You can now use the merge_tables function with only one table as the input without encountering an error.
You can now concatenate tables with merged cells without encountering an error.
The scan_right_repeated function now returns all matches when multiple labels are on the same line.
Images now load properly in Refiner when files are processed through Flow with write_converted_image set to False.

Deployment guide

If you are upgrading to release 22.10 from any release prior to 22.08, before upgrading you must delete the service-model-service and service-core-platform-service services. As part of recent work to improve load balancing across pods, both model-service and core-platform-service run in headless mode in releases 22.08 through 22.10.
- To delete service-model-service, run the following command: kubectl delete service service-model-service -n [your namespace]
- To delete service-core-platform-service, run the following command: kubectl delete service service-core-platform-service -n [your namespace]
After upgrading to release 22.10, you must complete the following steps:
1. From the Instabase desktop, open All apps > Admin > Configuration.
2. Under Service setup, verify if the Database tables are set up message displays.
3. If you don’t see the message, click Set up. If successful, you see the Database tables are set up message.

Deprecations

The PDF service is deprecated in release 22.10. By default, all pdf-service PDF processing operations are instead handled by alternate libraries serviced by celery-app-tasks. This is a breaking change. We recommend verifying the performance of your solutions against release 22.10 before upgrading.

To verify performance, upgrade your testing or staging environment to 22.10 and validate all solutions in the environment. You can use the Comparison app to validate solution accuracy by comparing actual results against expected field values.

Based on the results of your performance testing, you may need to create a solution migration plan and modify your solutions before upgrading your production environment to 22.10. For some solutions, small adjustments may be needed for post processing. In other cases, re-annotating the dataset and retraining the model may be required.

Note: A solution-level override flag is available to continue using pdf-service for specific solutions. This override is available only until the 23.01 release and exists to support solution migration plans that require additional time for testing and validation. To continue using pdf-service, set the ENABLE_APP_TASKS_PDF_UTILS and ENABLE_APP_TASKS_IMAGE_AND_TEXT_UTILS environment variables to false during migration.
The ib_intelligence package is deprecated and no longer needs to be installed during deployment to run models on Instabase.
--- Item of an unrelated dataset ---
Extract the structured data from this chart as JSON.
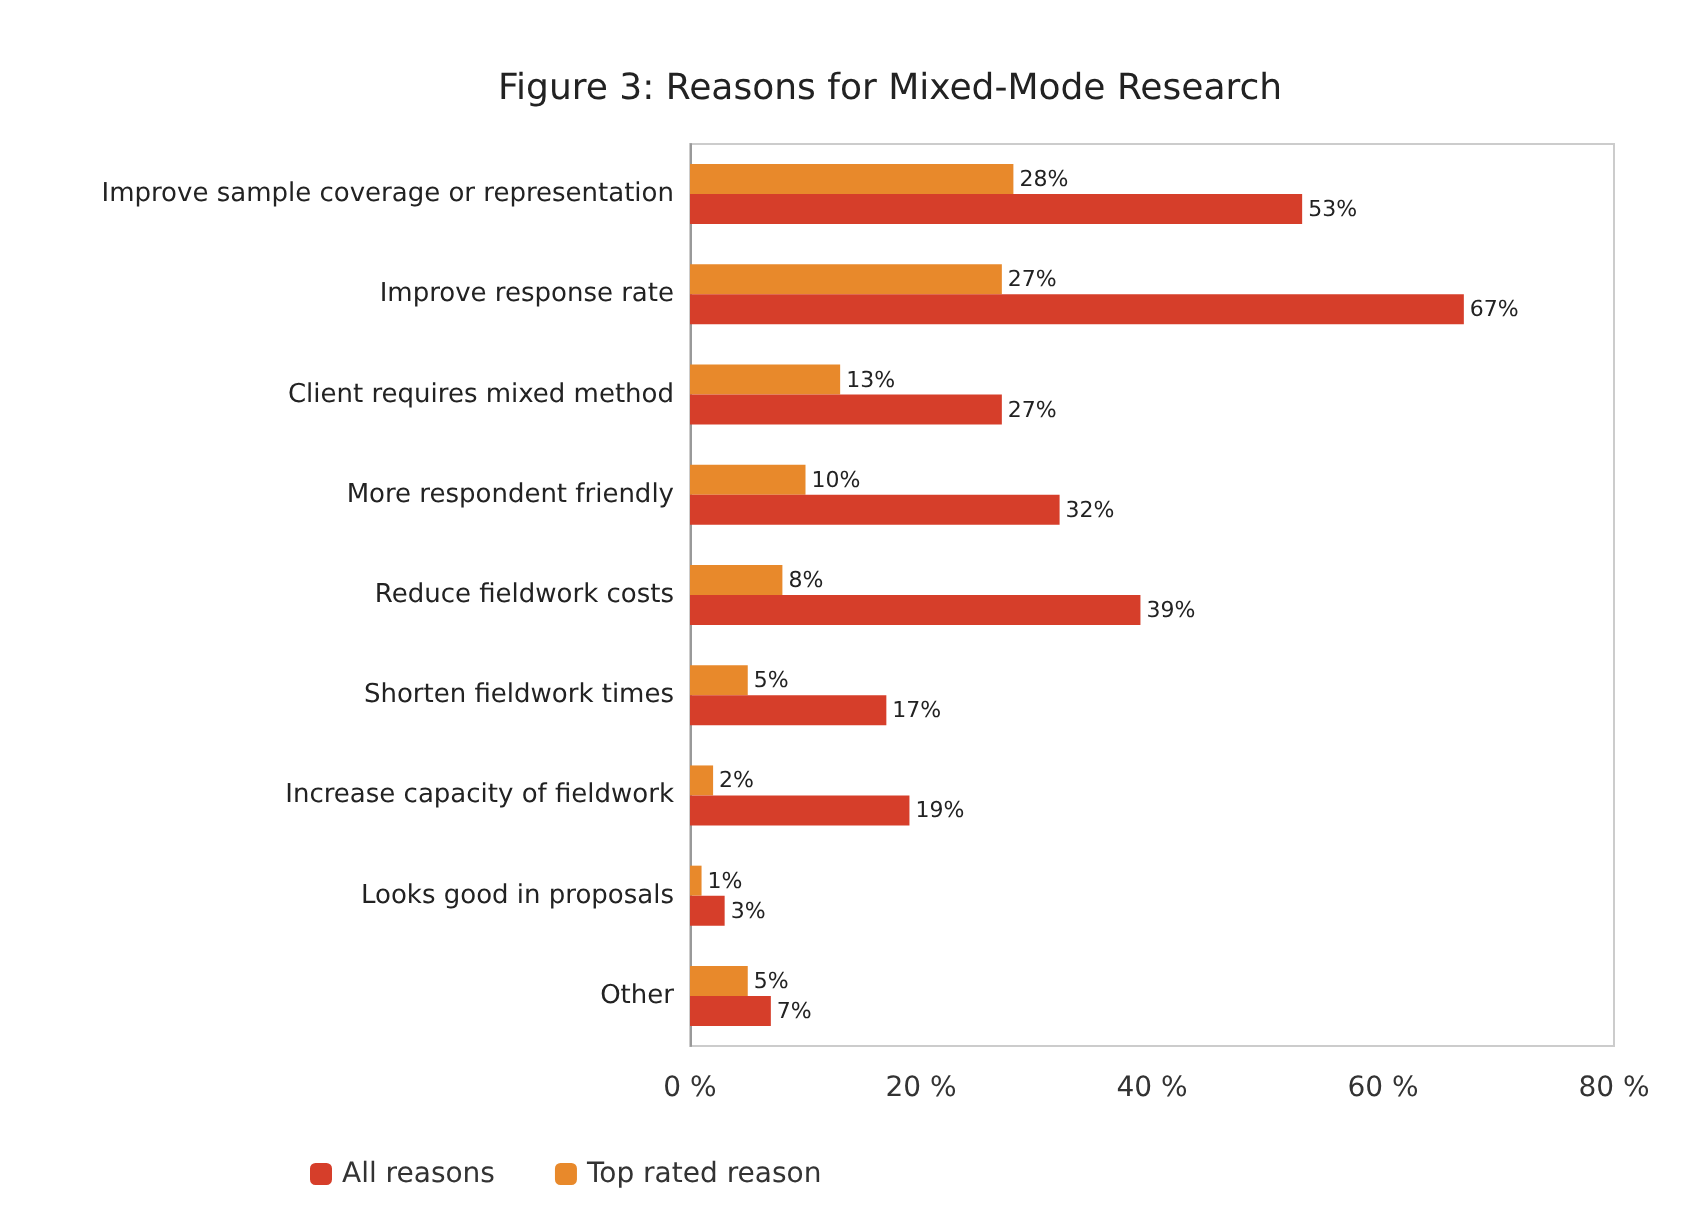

Previously, ib_intelligence was available as a downloadable Marketplace package; it’s now included in the deployment by default. As the ib_intelligence package is deprecated, it should not be used in UDFs. Existing models will continue to run without the package.
(Upcoming) The Instabase filesystem v1 APIs are scheduled to be deprecated in release 23.10, at the earliest. This follows the Instabase filesystem v2 APIs made available with release 22.08. We recommend beginning to transition your Instabase integrations to the newer filesystem v2 API endpoints.